The Circus began filming in 1926, but was marred by a slew of production related and non-production related problems.  In September 1926, a large fire broke out in Chaplin Studios that burned much of one of the main sound stages.  This delayed production for well over a month.  Furthermore, it was during the post-production phase of this film that the bitter divorce between Lita Grey occurred and the federal government was coming down hard on Chaplin concerning tax problems.  Also, during this time, Chaplin’s beloved, though mentally unstable mother, Hannah, passed away.  These circumstances combined resulted in a delay of nearly one year for the film’s release theatrically.

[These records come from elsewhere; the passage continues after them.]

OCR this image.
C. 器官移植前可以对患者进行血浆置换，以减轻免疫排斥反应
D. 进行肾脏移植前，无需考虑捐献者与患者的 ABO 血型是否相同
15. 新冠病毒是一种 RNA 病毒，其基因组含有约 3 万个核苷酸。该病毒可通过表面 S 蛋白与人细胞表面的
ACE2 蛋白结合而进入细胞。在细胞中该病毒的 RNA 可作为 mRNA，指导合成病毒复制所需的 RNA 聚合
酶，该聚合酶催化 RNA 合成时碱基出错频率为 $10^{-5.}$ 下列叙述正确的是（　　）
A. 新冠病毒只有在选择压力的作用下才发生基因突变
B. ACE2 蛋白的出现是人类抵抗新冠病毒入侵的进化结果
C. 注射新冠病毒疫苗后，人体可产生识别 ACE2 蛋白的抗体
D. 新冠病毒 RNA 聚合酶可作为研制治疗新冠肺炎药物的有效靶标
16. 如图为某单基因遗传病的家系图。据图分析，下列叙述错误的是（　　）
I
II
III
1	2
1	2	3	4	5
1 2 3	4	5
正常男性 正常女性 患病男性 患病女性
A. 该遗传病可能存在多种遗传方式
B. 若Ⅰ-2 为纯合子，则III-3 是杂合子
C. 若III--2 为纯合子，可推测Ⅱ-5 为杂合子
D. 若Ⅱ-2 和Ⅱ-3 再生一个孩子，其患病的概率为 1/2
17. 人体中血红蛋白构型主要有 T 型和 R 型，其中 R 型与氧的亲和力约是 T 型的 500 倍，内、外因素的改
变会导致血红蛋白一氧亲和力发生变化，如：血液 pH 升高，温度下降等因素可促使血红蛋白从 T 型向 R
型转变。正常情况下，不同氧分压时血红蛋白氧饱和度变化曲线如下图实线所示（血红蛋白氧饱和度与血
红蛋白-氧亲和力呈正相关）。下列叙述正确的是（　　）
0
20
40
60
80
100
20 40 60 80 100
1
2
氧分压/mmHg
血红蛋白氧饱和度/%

Upon release, the film was well-received and ended up being one of the top ten highest grossing silent films of all-time.  With Chaplin’s masterful acrobatics and physical comedy in full form, it is a wonder why this film doesn’t retain the same level of grandeur in audience’s minds today as several of his previous and forthcoming titles.  For his performance, direction, production and writing, Chaplin was nominated for Academy Awards (at the first Academy Award presentation no less).  However, the Academy eventually retracted all four nominations and gave him a Special Award for “writing, directing, producing and starring in The Circus.”  To this day, the Academy does not acknowledge the nominations for this film originally given, only the Special Award.

Any Chaplin lover, or lover of silent comedy for that matter, should not pass this film up if they get the opportunity to see it.  Though you may not have heard of it or heard of it less than other Chaplin titles, it’s thrills, comedic precision and touching slice-of-life presentation will not fail to impress.